Kayaköy 1945 yılında yapılan idari bir düzenlemeyle Gediz’e bağlandı. O yıllarda ilçe merkezini elektrikle aydınlatmak üzere harekete geçen Gediz Belediyesi, Sazköy yakınlarında Muratdağı Çayı üzerinde kurduğu bir hidroelektrik santralini uzun uğraşlardan sonra 1950’ de faaliyete geçirdi.

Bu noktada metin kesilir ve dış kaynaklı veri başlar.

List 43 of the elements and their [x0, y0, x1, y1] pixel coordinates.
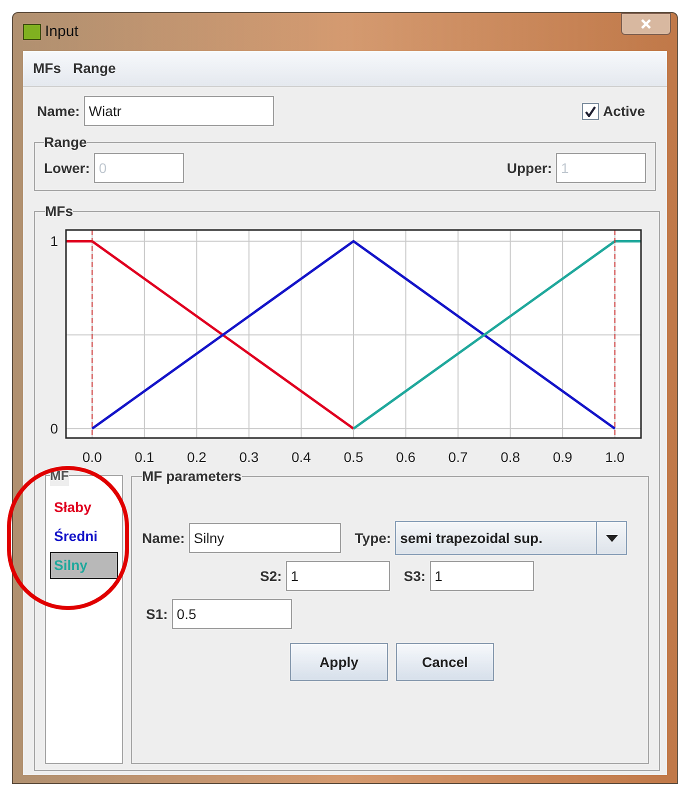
window-title: Input [45, 22, 78, 42]
field-label: S3: [404, 566, 426, 586]
x-tick-label: 0.0 [82, 449, 102, 465]
close-button[interactable] [621, 13, 671, 35]
text-field[interactable]: Wiatr [84, 96, 274, 126]
field-label: Name: [37, 102, 80, 120]
dropdown-value: semi trapezoidal sup. [399, 528, 544, 548]
x-tick-label: 0.2 [186, 449, 206, 465]
field-label: Type: [354, 528, 392, 548]
list-item[interactable]: Średni [50, 522, 118, 550]
menu-item[interactable]: Range [73, 58, 116, 79]
field-label: Lower: [44, 158, 90, 178]
x-tick-label: 0.1 [134, 449, 154, 465]
x-tick-label: 1.0 [605, 449, 625, 465]
type-dropdown[interactable]: semi trapezoidal sup. [395, 521, 628, 555]
field-label: Upper: [506, 158, 552, 178]
x-tick-label: 0.9 [552, 449, 572, 465]
list-item[interactable]: Słaby [50, 494, 118, 520]
text-field[interactable]: 0.5 [172, 599, 292, 629]
field-label: S2: [260, 566, 282, 586]
y-tick-label: 0 [50, 420, 58, 437]
checkbox-label: Active [602, 102, 645, 120]
field-label: S1: [146, 604, 168, 624]
field-label: Name: [142, 528, 185, 548]
app-logo-icon [23, 24, 41, 40]
x-tick-label: 0.7 [448, 449, 468, 465]
dialog-button[interactable]: Cancel [396, 643, 494, 681]
text-field[interactable]: 1 [430, 561, 534, 591]
group-title: MF parameters [142, 467, 242, 486]
text-field[interactable]: Silny [188, 523, 341, 553]
x-tick-label: 0.8 [500, 449, 520, 465]
close-icon [641, 19, 651, 29]
text-field[interactable]: 1 [286, 561, 390, 591]
y-tick-label: 1 [50, 233, 58, 250]
x-tick-label: 0.6 [396, 449, 416, 465]
group-title: MFs [45, 202, 73, 221]
group-title: Range [44, 133, 87, 152]
checkbox[interactable] [582, 102, 599, 120]
x-tick-label: 0.5 [344, 449, 364, 465]
x-tick-label: 0.3 [239, 449, 259, 465]
x-tick-label: 0.4 [292, 449, 311, 465]
dialog-button[interactable]: Apply [290, 643, 388, 681]
menu-item[interactable]: MFs [33, 58, 61, 79]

Ancak santralin istikralı olarak çalışamayacağı kısa sürede anlaşıldı. Uşak, Gediz, Simav ve Şaphane belediyeleri bölgenin enerji ihtiyacını karşılayacak yeni bir santralin, Kayaköy’deki Pınarbaşı Deresi üzerine kurulması konusunda anlaştılar. 1952’de başlayan çalışmalar 1956 yılında tamamlandı ve Kayaköy Hidroelektrik Santrali 1960 yılında üretime başladı.

1970 Gediz Depremi’nde tamamen yıkılan köy, tarihinin bu en büyük felaketinde 85 insanını yitirmiştir. Yapılan jeolojik araştırmaların sonunda, yerleşim yerinin şimdiki yerine taşınmasına karar verilmiş ve halk harabe haline gelen eski köylerini terk ederek, yeni baştan inşa edilen 300 haneli yerleşime taşınmıştır.

Atatürk ve Fatih Sultan Mehmet adlı iki mahalleden oluşan beldede 2010 yılı itibari ile 571 konut, iki kahvehane ve 2 bakkalın yanı sıra birer tane de ber ber , sobacı, TV tamircisi, ekmek fırını ve doğrama atölyesi gibi işyerleri bulunmaktadır.

Yerleşimde 1950 yılında 787 kişi yaşarken, bu sayı 1997’de 2446’ya yükselmiş ve köy belde olmaya hak kazanmıştı. 2000 yılında yapılan genel nüfus sayımında 2878 olarak belirlenen beldenin nüfusu, yedi yıl sonra 2007’de %82.2 lik bir azalma göstererek 511’e gerilemiştir ki, bu ilginçtir. 2009 da köyde 290 nı erkek 309 u kadın olmak üzere 599 kişinin yaşıdığı belirlenmiştir. 2014 de 446 olan köyün nüfusu en son 2017 de 403 e düşmütür.

6360 sayılı On Üç İlde Büyükşehir Belediyesi ve Yirmi Altı İlçe Kurulması ile Bazı Kanun ve Kanun Hükmünde Kararnamelerde Değişiklik Yapılmasına Dair Kanun ile nüfusu 2 binin altında bulunan  belediyeler kapsamına giren Kayaköy belde belediyesi iken 2014 yılı Mart ayında yapılan seçimler ile tekrar  köye dönüştü. Böylece Kayaköy 1997 de kazandığı belde belediyeliğini 2014 de kaybetmiştir.